In Marbella, Spain slipped into something silkier—golden sand, bronzed skin, the hush of designer boutiques and the clink of champagne glasses on Puerto Banús. But beneath the glamour, the old town remained untouched—a maze of bougainvillea-draped balconies and orange trees, where the scent of jasmine curled through the night air. This was where Andalusia’s duende still thrived, where the fire of flamenco smoldered beneath whitewashed walls, where the sound of a guitar on a quiet plaza could still turn the night into something sacred. The south of Spain has never been shy about passion, about fire, about the art of seduction—whether through music, through wine, or through the way the heat presses against the skin and lingers, refusing to let go.

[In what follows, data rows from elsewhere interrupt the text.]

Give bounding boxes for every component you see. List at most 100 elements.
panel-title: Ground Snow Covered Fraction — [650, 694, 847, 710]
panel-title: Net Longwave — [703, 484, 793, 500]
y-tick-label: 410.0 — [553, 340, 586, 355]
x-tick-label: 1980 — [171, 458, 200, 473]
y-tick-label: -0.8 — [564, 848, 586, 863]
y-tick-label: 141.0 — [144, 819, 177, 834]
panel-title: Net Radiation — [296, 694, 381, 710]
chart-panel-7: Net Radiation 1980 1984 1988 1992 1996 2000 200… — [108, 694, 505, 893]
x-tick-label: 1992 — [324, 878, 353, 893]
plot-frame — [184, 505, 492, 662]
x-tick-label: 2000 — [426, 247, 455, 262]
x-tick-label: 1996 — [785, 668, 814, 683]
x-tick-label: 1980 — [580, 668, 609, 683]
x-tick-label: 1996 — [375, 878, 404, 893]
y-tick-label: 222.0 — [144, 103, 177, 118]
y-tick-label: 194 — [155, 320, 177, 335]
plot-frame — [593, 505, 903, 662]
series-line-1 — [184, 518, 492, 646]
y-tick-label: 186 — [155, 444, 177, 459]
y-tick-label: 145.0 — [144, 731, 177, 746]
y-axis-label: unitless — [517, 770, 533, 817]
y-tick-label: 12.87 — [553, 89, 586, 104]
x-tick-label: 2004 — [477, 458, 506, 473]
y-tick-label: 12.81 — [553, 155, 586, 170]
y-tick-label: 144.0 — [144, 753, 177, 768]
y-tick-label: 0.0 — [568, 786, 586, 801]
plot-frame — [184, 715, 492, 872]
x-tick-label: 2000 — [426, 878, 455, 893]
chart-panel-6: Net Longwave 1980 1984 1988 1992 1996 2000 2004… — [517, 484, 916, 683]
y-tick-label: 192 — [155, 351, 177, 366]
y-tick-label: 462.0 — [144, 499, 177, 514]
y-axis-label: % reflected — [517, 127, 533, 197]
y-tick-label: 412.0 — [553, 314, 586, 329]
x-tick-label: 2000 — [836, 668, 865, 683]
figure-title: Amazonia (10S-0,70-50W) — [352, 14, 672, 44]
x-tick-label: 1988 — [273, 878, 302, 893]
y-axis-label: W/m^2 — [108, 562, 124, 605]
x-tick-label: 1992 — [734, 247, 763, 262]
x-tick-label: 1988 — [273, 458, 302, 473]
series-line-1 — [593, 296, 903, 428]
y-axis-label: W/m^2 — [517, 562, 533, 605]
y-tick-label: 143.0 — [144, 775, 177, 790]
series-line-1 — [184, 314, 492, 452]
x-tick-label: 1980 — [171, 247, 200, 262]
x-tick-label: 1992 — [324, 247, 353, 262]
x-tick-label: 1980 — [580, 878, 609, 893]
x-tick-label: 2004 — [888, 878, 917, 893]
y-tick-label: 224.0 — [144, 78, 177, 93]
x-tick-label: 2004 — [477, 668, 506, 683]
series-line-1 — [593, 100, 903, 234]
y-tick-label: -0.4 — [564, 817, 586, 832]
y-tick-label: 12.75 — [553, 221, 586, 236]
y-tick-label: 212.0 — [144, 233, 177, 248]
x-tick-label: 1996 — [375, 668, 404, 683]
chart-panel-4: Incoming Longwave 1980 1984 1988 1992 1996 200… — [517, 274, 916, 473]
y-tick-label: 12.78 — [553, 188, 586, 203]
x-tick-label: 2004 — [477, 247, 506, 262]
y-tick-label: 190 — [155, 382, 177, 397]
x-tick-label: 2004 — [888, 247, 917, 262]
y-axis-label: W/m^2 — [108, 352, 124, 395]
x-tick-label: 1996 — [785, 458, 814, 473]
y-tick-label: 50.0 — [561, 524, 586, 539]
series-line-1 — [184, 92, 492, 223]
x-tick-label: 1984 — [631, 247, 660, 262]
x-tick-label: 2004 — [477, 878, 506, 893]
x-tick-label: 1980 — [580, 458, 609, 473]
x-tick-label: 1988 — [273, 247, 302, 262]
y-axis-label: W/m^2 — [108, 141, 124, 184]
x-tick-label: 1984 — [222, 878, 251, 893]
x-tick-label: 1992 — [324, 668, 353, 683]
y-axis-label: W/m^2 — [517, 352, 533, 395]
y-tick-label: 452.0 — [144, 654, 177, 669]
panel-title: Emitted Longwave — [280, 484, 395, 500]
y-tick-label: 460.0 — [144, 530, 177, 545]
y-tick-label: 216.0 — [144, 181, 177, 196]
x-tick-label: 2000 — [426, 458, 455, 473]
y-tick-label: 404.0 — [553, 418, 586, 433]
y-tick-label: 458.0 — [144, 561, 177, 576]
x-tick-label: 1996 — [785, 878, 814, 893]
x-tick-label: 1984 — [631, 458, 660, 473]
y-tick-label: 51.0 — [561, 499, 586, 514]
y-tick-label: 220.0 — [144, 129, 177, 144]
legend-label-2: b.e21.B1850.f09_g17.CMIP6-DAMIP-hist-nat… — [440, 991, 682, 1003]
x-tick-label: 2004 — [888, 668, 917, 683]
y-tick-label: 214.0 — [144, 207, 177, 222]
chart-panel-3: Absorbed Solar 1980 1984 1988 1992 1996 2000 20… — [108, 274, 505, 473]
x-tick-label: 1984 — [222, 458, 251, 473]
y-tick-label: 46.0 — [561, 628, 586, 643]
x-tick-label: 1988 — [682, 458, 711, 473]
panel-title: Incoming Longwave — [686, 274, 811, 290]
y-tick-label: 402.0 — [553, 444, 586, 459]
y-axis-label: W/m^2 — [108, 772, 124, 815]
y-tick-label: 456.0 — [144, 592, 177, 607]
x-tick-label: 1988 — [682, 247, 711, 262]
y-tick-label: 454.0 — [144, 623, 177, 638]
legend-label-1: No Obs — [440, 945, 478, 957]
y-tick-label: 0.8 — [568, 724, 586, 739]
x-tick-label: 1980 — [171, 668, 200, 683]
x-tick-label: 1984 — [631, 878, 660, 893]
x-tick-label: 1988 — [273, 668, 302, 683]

In Benalmádena, Torremolinos, and Fuengirola, the coast stretched on, each town rolling into the next, like waves against the shore—different, yet the same. Here, the beaches were livelier, speckled with striped umbrellas and the occasional scent of grilled sardines wafting from the chiringuitos. The boardwalks were alive with movement—families strolling, vendors selling handmade jewelry, lovers wrapped in the kind of golden haze only Spanish sunsets can cast. Benalmádena, in particular, carried an air of quiet extravagance—where wealth whispered rather than shouted. Home to some of the richest of the rich, its marinas gleamed with million-dollar yachts, and its grand villas overlooked the Mediterranean like watchful sentinels. Its fortune grew not just from tourism but from its coveted real estate, its casino-lined coast, and the allure of luxury wrapped in Andalusian charm. In the harbors, fishing boats swayed lazily, the sea gently reminding them to rest before another night of work. And beyond, always, the mountains loomed—watching, whispering, reminding anyone who dared listen that Spain is not just a place, but a feeling.
The last swim of the season was just as it should be—salt clinging to skin, hair tangled from the wind, the Mediterranean lapping at sun-warmed shoulders, reluctant to let go. Summer always ends, but Spain? Spain stays.